Although it is often simplest to consider magnetic materials such as bar magnets as having two monopoles of electric charge, this model is unsuccessful at describing the behavior within a magnet. Additionally, monopoles have never actually been observed. Rather, monopoles are hypothetical particles. Interestingly, the existence of monopoles has been postulated by theoretical physics, and the existence and nature of monopoles has been an active open question in science.
A second model with which one might consider magnetic dipoles is that of current loops. Hans Christian Oersted discovered in 1820 that a closed electric circuit, or closed loop of current, generates a magnetic field. He did this by placing an electrically charged wire near a compass and noticing that the compass needle moved. The current loop was creating a magnetic field that influenced the magnetic needle, or dipole, within the compass. The dipole of a magnetic material such as a bar magnet can be modeled by envisioning the structure as being filled with small current loops. Models using these current loops do predict the behavior within magnetic materials with great success.
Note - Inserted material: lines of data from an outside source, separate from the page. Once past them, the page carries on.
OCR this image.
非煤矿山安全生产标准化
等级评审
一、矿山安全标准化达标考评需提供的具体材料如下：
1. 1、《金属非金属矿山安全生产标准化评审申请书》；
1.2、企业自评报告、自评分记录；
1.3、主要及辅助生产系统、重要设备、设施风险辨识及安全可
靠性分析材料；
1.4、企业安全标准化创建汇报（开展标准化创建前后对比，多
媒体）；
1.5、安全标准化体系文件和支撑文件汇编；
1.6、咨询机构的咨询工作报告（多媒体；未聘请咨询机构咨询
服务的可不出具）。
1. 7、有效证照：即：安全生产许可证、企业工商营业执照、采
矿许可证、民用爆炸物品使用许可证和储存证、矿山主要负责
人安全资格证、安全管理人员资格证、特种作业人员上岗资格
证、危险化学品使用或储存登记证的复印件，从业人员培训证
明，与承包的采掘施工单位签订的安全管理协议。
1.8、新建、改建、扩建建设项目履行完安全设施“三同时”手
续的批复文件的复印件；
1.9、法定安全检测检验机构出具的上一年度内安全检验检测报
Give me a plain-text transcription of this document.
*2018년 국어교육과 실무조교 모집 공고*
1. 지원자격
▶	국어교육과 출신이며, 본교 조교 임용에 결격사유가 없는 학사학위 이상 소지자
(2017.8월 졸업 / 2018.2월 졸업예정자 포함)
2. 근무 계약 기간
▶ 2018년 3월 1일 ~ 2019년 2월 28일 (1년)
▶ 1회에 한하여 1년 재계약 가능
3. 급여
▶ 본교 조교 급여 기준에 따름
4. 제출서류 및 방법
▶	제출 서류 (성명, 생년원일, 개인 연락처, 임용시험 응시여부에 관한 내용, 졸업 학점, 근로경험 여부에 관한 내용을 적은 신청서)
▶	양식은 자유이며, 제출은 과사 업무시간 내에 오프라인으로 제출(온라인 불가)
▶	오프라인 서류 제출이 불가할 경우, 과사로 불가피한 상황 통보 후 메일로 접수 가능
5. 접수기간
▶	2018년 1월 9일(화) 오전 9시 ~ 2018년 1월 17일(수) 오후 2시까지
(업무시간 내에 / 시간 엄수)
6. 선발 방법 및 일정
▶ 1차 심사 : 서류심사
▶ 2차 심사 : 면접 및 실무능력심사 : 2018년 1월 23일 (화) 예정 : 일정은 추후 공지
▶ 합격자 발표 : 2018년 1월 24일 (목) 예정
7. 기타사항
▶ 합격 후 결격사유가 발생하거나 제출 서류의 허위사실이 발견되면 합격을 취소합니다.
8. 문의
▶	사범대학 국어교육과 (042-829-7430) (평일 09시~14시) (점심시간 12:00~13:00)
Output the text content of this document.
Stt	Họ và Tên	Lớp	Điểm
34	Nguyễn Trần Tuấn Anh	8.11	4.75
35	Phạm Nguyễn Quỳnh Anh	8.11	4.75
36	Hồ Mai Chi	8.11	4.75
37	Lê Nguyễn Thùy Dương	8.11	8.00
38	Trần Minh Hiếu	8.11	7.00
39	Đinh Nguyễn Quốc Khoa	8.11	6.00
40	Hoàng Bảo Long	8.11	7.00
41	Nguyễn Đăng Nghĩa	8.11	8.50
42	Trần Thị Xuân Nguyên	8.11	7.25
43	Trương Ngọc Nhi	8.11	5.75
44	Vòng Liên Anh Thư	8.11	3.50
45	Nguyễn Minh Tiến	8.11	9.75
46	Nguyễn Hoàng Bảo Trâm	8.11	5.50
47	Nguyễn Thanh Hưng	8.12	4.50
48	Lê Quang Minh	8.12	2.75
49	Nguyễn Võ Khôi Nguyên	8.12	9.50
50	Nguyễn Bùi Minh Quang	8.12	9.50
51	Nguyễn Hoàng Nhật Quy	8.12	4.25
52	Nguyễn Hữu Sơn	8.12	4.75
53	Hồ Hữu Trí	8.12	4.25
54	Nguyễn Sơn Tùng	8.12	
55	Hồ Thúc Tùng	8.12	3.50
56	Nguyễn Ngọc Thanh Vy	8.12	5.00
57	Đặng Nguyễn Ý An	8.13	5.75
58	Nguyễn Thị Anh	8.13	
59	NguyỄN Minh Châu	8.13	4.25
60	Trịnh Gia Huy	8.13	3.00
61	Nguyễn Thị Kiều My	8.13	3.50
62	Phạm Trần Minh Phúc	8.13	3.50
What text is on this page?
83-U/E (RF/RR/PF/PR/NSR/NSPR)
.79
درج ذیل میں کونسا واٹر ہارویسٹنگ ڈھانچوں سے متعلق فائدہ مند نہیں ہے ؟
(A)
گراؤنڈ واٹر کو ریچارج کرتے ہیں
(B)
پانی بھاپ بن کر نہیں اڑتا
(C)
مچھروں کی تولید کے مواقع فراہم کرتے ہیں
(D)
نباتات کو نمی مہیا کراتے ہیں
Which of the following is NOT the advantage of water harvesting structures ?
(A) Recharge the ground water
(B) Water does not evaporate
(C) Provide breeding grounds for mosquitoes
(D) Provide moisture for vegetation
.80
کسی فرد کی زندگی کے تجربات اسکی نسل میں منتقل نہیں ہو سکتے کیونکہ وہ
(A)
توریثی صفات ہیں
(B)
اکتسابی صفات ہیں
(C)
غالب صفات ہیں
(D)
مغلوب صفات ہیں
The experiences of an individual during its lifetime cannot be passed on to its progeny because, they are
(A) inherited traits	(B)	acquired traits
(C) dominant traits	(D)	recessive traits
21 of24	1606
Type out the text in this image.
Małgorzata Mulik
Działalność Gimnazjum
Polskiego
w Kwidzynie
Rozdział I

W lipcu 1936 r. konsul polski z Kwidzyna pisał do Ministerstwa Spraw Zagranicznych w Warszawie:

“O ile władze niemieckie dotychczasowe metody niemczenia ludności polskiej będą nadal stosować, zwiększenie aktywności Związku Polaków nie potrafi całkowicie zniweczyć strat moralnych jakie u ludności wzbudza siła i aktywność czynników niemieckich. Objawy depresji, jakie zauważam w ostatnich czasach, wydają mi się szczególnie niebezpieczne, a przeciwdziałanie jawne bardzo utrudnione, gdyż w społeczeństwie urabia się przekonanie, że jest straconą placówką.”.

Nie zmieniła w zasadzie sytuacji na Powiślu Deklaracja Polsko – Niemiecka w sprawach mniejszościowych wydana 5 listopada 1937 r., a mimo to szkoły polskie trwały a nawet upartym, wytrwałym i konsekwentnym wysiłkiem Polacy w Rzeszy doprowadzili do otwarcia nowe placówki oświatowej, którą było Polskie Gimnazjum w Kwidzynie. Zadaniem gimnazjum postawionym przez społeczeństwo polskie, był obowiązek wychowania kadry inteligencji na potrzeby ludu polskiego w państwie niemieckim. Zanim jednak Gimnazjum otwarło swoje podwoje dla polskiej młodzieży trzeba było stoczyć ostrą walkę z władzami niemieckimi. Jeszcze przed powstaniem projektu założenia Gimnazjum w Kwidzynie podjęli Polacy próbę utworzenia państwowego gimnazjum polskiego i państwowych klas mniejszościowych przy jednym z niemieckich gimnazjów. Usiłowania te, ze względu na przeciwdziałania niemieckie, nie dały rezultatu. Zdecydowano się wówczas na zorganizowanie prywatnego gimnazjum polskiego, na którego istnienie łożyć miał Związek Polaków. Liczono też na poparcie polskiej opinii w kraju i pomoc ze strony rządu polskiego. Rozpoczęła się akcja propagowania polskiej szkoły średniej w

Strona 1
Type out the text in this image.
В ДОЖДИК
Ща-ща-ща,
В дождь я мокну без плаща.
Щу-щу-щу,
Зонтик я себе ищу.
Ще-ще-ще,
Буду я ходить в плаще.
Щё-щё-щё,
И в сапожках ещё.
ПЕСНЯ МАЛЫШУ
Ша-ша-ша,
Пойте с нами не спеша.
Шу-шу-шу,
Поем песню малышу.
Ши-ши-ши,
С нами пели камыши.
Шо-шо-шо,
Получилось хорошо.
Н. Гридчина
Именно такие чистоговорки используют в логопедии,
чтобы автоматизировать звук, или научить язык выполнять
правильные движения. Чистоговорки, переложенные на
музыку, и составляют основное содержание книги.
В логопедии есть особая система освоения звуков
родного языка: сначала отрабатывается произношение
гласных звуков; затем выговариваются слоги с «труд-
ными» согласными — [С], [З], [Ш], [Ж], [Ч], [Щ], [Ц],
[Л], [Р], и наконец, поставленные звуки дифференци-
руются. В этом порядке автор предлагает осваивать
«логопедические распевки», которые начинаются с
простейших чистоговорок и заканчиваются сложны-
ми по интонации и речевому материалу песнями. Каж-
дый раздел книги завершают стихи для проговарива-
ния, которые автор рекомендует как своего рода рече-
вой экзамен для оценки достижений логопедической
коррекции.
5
The strength of a dipole is measured as the magnetic dipole moment. The moment is a vector, meaning it has a magnitude, or size, as well as a direction. When considering magnetic poles, such as those in a bar magnet, the magnetic moment (m) is defined as the strength of the poles (p) multiplied by the distance between the poles (L), which can be represented by the equation m = pL. The direction of the moment points from the south pole of the magnet to its north pole.
The magnetic moment also can be defined for a magnetic dipole created by an electric current. In this case, the magnetic moment is equal to the current (I) multiplied by the area within the current loop (s), which can be represented by the equation m = Is. The direction of this moment can be determined by the right-hand rule. To use this rule, a person holds his or her right hand to the front and lets his or her fingers curve or close into a fist in the same direction as the current. The person's right thumb, if held straight, will point in the direction of the magnetic dipole moment.